A leitura é muito rápida. Quando eu menos esperava, o livro acabou. Mas isso não quer dizer que ele não tenha conteúdo. Tem e muito. As discussões nunca acabam, pois o racismo faz parte da estrutura social, política, educacional, judiciária. Esse é o maior questionamento de Justyce, pois para que ele segue agindo certo, querendo ser alguém melhor, quando o mundo sempre vai fazê-lo se lembrar de que ele é negro? E que por isso o mundo o julga como sendo um cidadão de segunda classe? Temi por Justyce quando ele começa a duvidar de si e de suas capacidades, de quem é e fiquei pensando quantos rapazes negros também não se viram com o mesmo dilema.

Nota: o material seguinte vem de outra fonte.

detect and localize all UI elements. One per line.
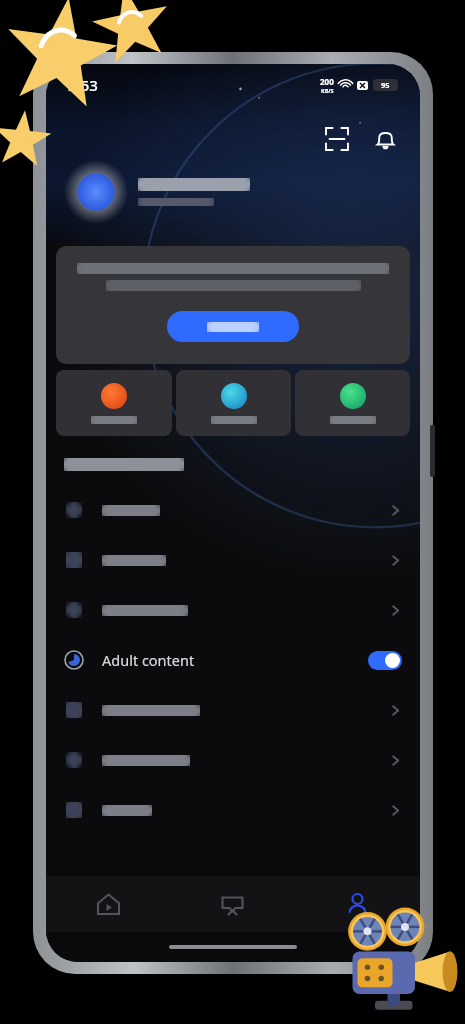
button[interactable]: [46, 785, 420, 835]
staticText: Adult content: [102, 650, 195, 670]
button[interactable]: [46, 685, 420, 735]
staticText: 2:53: [68, 75, 98, 95]
button[interactable]: Adult content: [46, 635, 420, 685]
staticText: 95: [381, 80, 390, 90]
button[interactable]: [46, 585, 420, 635]
button[interactable]: [46, 535, 420, 585]
button[interactable]: [46, 485, 420, 535]
button[interactable]: [295, 370, 410, 436]
button[interactable]: Home: [46, 876, 170, 932]
button[interactable]: [56, 246, 410, 364]
button[interactable]: Profile: [295, 876, 420, 932]
button[interactable]: Cast to TV: [170, 876, 295, 932]
button[interactable]: Adult content toggle, on: [368, 651, 402, 670]
button[interactable]: [176, 370, 291, 436]
button[interactable]: [46, 735, 420, 785]
button[interactable]: [64, 160, 250, 224]
button[interactable]: [56, 370, 172, 436]
button[interactable]: Scan QR code: [318, 120, 356, 158]
staticText: 200: [320, 76, 334, 87]
button[interactable]: Notifications: [366, 120, 404, 158]
staticText: KB/S: [321, 87, 334, 94]
button[interactable]: [167, 311, 299, 342]
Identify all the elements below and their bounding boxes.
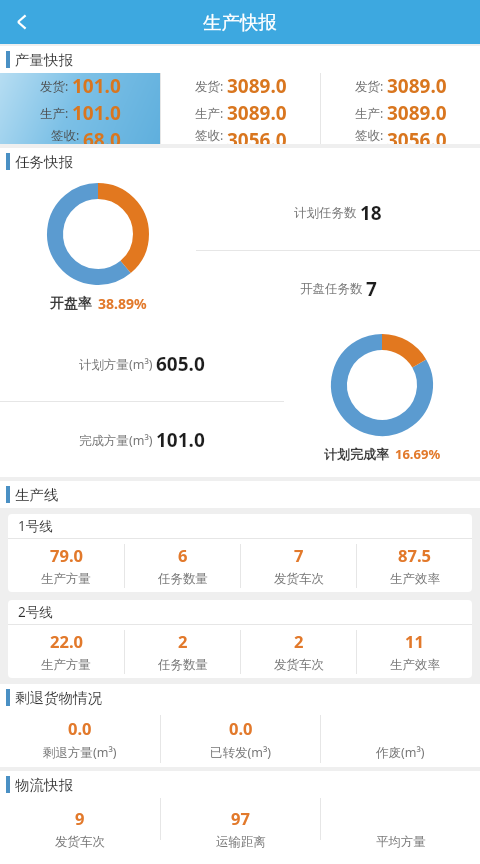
button[interactable]: 2号线 bbox=[8, 600, 472, 678]
staticText: 6 bbox=[178, 544, 188, 566]
staticText: 2 bbox=[178, 630, 188, 652]
staticText: 3056.0 bbox=[387, 127, 447, 144]
staticText: 生产线 bbox=[15, 486, 59, 504]
staticText: 生产效率 bbox=[390, 657, 440, 673]
staticText: 11 bbox=[405, 630, 424, 652]
staticText: 3089.0 bbox=[227, 100, 287, 126]
staticText: 18 bbox=[360, 200, 382, 226]
staticText: 38.89% bbox=[98, 294, 147, 313]
staticText: 产量快报 bbox=[15, 51, 73, 69]
staticText: 生产: bbox=[355, 105, 384, 122]
staticText: 发货车次 bbox=[55, 834, 105, 850]
staticText: 签收: bbox=[195, 127, 224, 144]
staticText: 生产方量 bbox=[41, 657, 91, 673]
staticText: 2 bbox=[294, 630, 304, 652]
staticText: 1号线 bbox=[18, 517, 53, 535]
staticText: 9 bbox=[75, 807, 85, 829]
button[interactable]: 1号线 bbox=[8, 514, 472, 592]
staticText: 2号线 bbox=[18, 603, 53, 621]
staticText: 生产: bbox=[195, 105, 224, 122]
staticText: 物流快报 bbox=[15, 776, 73, 794]
staticText: 发货: bbox=[355, 78, 384, 95]
staticText: 计划方量(m³) bbox=[79, 356, 153, 373]
staticText: 发货车次 bbox=[274, 571, 324, 587]
button[interactable]: 发货: bbox=[0, 73, 160, 144]
staticText: 平均方量 bbox=[376, 834, 426, 850]
staticText: 发货车次 bbox=[274, 657, 324, 673]
button[interactable]: 发货: bbox=[161, 73, 320, 144]
staticText: 剩退货物情况 bbox=[15, 689, 102, 707]
staticText: 101.0 bbox=[156, 427, 205, 453]
staticText: 3056.0 bbox=[227, 127, 287, 144]
staticText: 剩退方量(m³) bbox=[43, 744, 117, 761]
staticText: 任务数量 bbox=[158, 571, 208, 587]
staticText: 计划任务数 bbox=[294, 205, 357, 221]
staticText: 7 bbox=[366, 276, 377, 302]
staticText: 计划完成率 bbox=[324, 446, 389, 462]
staticText: 生产: bbox=[40, 105, 69, 122]
staticText: 16.69% bbox=[395, 445, 441, 463]
button[interactable]: Back bbox=[0, 0, 44, 44]
staticText: 生产方量 bbox=[41, 571, 91, 587]
button[interactable]: 计划方量(m³) bbox=[0, 326, 284, 401]
staticText: 3089.0 bbox=[227, 73, 287, 99]
staticText: 0.0 bbox=[68, 717, 92, 739]
staticText: 68.0 bbox=[83, 127, 121, 144]
staticText: 3089.0 bbox=[387, 100, 447, 126]
staticText: 发货: bbox=[195, 78, 224, 95]
staticText: 79.0 bbox=[50, 544, 83, 566]
staticText: 101.0 bbox=[72, 100, 121, 126]
staticText: 任务快报 bbox=[15, 153, 73, 171]
staticText: 运输距离 bbox=[216, 834, 266, 850]
staticText: 101.0 bbox=[72, 73, 121, 99]
staticText: 任务数量 bbox=[158, 657, 208, 673]
staticText: 22.0 bbox=[50, 630, 83, 652]
button[interactable]: 完成方量(m³) bbox=[0, 402, 284, 477]
staticText: 开盘任务数 bbox=[300, 281, 363, 297]
staticText: 0.0 bbox=[229, 717, 253, 739]
staticText: 7 bbox=[294, 544, 304, 566]
staticText: 签收: bbox=[51, 127, 80, 144]
button[interactable]: 发货: bbox=[321, 73, 480, 144]
staticText: 已转发(m³) bbox=[210, 744, 272, 761]
staticText: 生产效率 bbox=[390, 571, 440, 587]
staticText: 生产快报 bbox=[203, 11, 277, 34]
staticText: 签收: bbox=[355, 127, 384, 144]
staticText: 作废(m³) bbox=[376, 744, 425, 761]
staticText: 605.0 bbox=[156, 351, 205, 377]
staticText: 87.5 bbox=[398, 544, 431, 566]
staticText: 3089.0 bbox=[387, 73, 447, 99]
staticText: 开盘率 bbox=[50, 295, 92, 313]
staticText: 发货: bbox=[40, 78, 69, 95]
button[interactable]: 开盘任务数 bbox=[196, 251, 480, 326]
staticText: 完成方量(m³) bbox=[79, 432, 153, 449]
staticText: 97 bbox=[231, 807, 250, 829]
button[interactable]: 计划任务数 bbox=[196, 175, 480, 250]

- Sei bem que você tá tentando vencer na vida, Justyce, mas já tá na hora de encarar a realidade. Os brancos não têm o menor respeito pela gente, cara. Muito menos a polícia. ❝Proteger e servir❞ só os interesses deles.
Página 176
A tradução de Thaís Paiva está ótima, não encontrei problemas de revisão ou diagramação, que aliás está excelente, com fontes diferentes nos capítulos das cartas para Martin. Na capa também vemos algumas das frases que Justyce escreveu em suas cartas.
Obra e realidade
Qualquer jovem negro vai se identificar facilmente com as discussões levantadas pela autora. E qualquer branco mais atento ao racismo da sociedade e ao seu próprio vai notar as injustiças e os discursinhos meritocráticos de que racismo não existe, que é mimimi, que é só querer, ir lá e conseguir. Como um negro pode competir com brancos quando já começa em desvantagem? Que mesmo que se faça tudo certo, a cor da pele vai ser vista como uma definidora de caráter? Não é só a sociedade que vê pele dessa forma, o judiciário também, como o livro e as notícias diárias nos mostram. Infelizmente, o caminho ainda é muito longo e há muito o que percorrer.Andrea Nicole Livingstone, conhecida como Nic Stone, é uma escritora best-seller do New York Times de ficção para jovens adultos. Natural de Atlanta, Cartas para Martin é seu livro de estreia.
PONTOS POSITIVOS
Justyce
As cartas
Discussão sobre racismo
PONTOS NEGATIVOS
Violência
Justyce
As cartas
Discussão sobre racismo
PONTOS NEGATIVOS
Violência
Avaliação do MS?
Essa foi uma das melhores leituras do ano. Um livro que trata de maneira muito direta um dos grandes problemas sociais do mundo. A autora não se vale de metáforas, nem esconde nada. Por isso acho que seria um excelente livro para se trabalhar nas escolas e é uma leitura indicada para qualquer faixa etária. Tem muito adulto precisando ler livros como esse. Cinco aliens para o livro e uma forte recomendação para você ler também!Até mais!